Tudo o que é imposição causa oposição: a verdade contida nesta asserção é bem conhecida. Por esse motivo, quem tem que impor uma coisa tenta disfarçar essa imposição usando outras palavras e empregando justificações mais ou menos plausíveis, que depois são, por seu lado, mais ou menos bem aceites pela comunidade.
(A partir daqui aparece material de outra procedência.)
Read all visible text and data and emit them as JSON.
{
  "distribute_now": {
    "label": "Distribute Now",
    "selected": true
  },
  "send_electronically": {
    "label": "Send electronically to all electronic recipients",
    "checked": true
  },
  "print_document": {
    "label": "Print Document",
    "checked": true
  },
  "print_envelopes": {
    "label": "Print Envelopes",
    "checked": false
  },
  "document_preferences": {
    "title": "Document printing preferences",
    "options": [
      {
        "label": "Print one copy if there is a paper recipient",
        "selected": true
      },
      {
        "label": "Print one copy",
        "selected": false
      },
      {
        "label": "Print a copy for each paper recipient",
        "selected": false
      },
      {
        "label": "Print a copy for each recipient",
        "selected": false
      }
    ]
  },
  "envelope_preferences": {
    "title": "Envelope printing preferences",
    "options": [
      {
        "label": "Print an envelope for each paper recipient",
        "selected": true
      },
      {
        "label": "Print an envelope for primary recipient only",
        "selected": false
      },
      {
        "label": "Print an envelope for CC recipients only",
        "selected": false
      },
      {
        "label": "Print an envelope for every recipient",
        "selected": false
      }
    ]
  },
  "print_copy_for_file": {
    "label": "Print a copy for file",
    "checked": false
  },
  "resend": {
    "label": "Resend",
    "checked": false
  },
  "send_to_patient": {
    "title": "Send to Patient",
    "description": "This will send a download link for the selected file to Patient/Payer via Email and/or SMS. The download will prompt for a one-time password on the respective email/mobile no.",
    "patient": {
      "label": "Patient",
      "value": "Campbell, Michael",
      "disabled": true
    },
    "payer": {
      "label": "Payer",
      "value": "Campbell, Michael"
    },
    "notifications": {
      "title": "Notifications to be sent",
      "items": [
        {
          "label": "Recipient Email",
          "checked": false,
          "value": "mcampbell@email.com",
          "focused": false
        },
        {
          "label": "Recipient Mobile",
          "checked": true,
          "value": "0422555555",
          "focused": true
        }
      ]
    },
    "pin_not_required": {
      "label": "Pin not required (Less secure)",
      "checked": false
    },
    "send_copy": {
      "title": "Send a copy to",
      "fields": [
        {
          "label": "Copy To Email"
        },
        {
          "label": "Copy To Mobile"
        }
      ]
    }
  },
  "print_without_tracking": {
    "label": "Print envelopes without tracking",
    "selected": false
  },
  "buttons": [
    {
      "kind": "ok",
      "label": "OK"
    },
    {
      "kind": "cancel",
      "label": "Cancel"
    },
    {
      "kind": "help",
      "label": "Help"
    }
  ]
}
Aquilo que se impõe é, por definição, o imposto, o que nos transporta mentalmente para o mundo dos impostos. Do Estado. Virando a perspectiva, como lhe convém, o Estado prefere alternar o termo "contribuições" com "fiscalidade". Quando está menos eufemista e mais técnico, ainda usa "tributação". Numa outra versão igualmente comum, utiliza a palavra "imposto" mas em sigla. Daqui nasce, por exemplo, o I.M.I., que durante muitos anos se chamou Contribuição Autárquica e agora passou a usar a sigla que abrevia o longo nome de Imposto Municipal sobre Imóveis. Tanto a designação I.R.S. como a sua semelhante I.R.C. (Imposto sobre o Rendimento das pessoas Singulares, e idem das Colectivas) seguem o mesmo processo. O I.V.A. (Imposto sobre o Valor Acrescentado) baseia-se em idêntico princípio.
Desta luta transparece o óbvio: para o Estado a arrecadação de receitas através de impostos é um must, para os particulares e as empresas o pagamento de impostos é um esforço. Recordo-me do espontâneo sentimento de revolta que o meu filho revelou ao mostrar-me, há uns bons anos já, o documento que acompanhava o primeiro cheque que recebera pelo seu trabalho. Que injustiça aquelas deduções! Hoje, porém, já não protesta. Afinal, os outros têm também que engolir os factos da vida como ele.
Todos os outros? Bem, esse é precisamente o busílis da questão. Há muitos que tentam fugir e conseguem. Mas há também quem tente escapar dessa prisão-sem-grades dos impostos e seja apanhado. Tem, depois, de pagar dolorosas multas.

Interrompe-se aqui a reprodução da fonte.